Certa vez li no Jornal de Opinião uma pequena fábula que reproduzo aqui, com algumas adaptações. “Andando por um jardim, um homem percebeu um casulo que se contorcia, preso a um galho de árvore. Aproximou-se. Por uma pequena abertura viu a borboleta que tentava romper aquela casca e libertar-se. O homem sentou-se e ficou observando aquele silencioso drama da natureza desenrolando-se sob seus olhos. O tempo passava. A borboleta lutava, lutava e nada. A abertura era muito estreita, o casulo era resistente e ela, apesar do esforço, não conseguia sair. Então, a borboleta parou de lutar. Aparentemente tinham-se esgotado suas forças. O homem então chegou bem perto do casulo, tocou-o com a ponta do dedo e, imediatamente, a borboleta voltou a se contorcer. Longos minutos de mais esforço e luta e, nada.

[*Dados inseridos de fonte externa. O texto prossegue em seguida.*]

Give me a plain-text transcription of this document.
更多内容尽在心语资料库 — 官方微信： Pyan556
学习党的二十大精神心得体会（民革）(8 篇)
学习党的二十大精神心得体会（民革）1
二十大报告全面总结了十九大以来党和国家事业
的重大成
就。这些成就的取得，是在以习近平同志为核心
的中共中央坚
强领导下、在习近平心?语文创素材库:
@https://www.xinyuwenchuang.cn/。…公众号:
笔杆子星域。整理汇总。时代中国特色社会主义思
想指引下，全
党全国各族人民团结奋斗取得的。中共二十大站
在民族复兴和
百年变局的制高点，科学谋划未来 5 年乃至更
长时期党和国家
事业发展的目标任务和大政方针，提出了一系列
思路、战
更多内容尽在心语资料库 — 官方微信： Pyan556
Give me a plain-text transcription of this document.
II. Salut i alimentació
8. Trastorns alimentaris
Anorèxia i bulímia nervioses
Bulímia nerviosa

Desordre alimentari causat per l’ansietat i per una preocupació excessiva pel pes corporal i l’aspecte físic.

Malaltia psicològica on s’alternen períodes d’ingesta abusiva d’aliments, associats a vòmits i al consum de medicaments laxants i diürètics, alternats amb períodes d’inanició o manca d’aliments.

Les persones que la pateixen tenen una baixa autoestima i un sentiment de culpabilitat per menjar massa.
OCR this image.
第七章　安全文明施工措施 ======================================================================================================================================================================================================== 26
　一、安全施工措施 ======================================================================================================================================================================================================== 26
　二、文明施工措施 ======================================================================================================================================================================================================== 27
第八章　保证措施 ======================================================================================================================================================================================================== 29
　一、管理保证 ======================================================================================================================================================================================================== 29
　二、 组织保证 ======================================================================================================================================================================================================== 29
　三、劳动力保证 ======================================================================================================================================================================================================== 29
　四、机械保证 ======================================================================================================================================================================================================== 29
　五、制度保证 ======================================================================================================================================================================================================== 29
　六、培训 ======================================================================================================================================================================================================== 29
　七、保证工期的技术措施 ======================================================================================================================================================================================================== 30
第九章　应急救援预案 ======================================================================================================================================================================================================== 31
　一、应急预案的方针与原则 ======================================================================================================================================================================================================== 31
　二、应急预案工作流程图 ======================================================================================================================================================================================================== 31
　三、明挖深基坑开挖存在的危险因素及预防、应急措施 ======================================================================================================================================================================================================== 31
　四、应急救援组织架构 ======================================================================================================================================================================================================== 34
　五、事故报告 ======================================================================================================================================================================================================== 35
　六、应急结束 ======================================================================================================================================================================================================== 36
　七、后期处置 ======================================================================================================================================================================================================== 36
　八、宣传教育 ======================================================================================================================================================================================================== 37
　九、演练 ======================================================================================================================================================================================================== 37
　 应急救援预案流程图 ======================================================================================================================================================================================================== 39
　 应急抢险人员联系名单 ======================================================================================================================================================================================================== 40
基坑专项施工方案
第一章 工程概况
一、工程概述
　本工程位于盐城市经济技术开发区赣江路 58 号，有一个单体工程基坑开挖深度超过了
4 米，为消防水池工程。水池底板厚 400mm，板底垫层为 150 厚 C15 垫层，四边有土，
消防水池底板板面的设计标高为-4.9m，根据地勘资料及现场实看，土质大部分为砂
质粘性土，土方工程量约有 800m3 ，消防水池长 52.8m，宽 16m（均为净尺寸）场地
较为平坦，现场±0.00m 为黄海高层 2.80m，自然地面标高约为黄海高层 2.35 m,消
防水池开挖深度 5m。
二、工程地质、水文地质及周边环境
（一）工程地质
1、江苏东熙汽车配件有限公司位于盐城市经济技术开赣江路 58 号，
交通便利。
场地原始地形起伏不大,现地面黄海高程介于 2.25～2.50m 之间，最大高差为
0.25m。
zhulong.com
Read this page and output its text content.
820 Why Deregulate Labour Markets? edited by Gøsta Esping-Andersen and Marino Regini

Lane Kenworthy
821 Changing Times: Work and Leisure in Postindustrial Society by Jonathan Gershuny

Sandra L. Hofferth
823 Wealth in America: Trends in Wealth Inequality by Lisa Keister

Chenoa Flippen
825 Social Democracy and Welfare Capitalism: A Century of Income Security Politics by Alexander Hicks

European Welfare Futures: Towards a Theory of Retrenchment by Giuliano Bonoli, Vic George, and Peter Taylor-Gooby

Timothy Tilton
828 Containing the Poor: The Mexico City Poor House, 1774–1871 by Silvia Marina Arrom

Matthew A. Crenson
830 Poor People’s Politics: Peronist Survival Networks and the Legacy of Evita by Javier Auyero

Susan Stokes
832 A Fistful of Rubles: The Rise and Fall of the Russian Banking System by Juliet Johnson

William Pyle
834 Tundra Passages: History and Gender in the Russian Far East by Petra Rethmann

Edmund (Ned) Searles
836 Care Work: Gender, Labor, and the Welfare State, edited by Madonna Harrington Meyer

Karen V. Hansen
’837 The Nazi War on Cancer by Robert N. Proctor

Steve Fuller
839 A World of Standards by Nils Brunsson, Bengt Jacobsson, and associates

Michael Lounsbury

A borboleta mais uma vez se cansou e ficou imóvel. Parecia ter chegado ao seu limite. O homem então decidiu intervir e ajudar. Com uma pequena tesoura, cuidadosamente foi cortando a parede do casulo até que a borboleta se viu livre. Ele sorriu, satisfeito e ficou esperando que ela, finalmente, voasse. Mas algo estranho ocorreu. O corpo da borboleta estava ainda pequenino e frágil. Suas asas, amassadas, não conseguiam estenderse e permaneciam murchas e atrofiadas. Ela mal conseguia se arrastar pelo chão. Aquela borboleta nunca seria capaz de voar... O homem então se deu conta de que, na sua vontade de ajudar, ele, na verdade, havia condenado a borboleta. Ele não sabia que o esforço para romper o casulo era a forma que a natureza tinha inventado para fortalecer o corpo da borboleta, desenvolver suas asas e fazê-la voar. Algumas vezes, o esforço, a luta é justamente o que nos fortalece e prepara para os desafios da vida. Gostei da fábula na primeira leitura, mas aquela borboleta acabou virando um ‘grilo’... Li, reli e fiquei pensando, buscando nas raízes da vida um olhar mais profundo, que me ajudasse a ir além do próprio texto, descobrir o que ele queria me revelar no mistério que se esconde por trás das palavras.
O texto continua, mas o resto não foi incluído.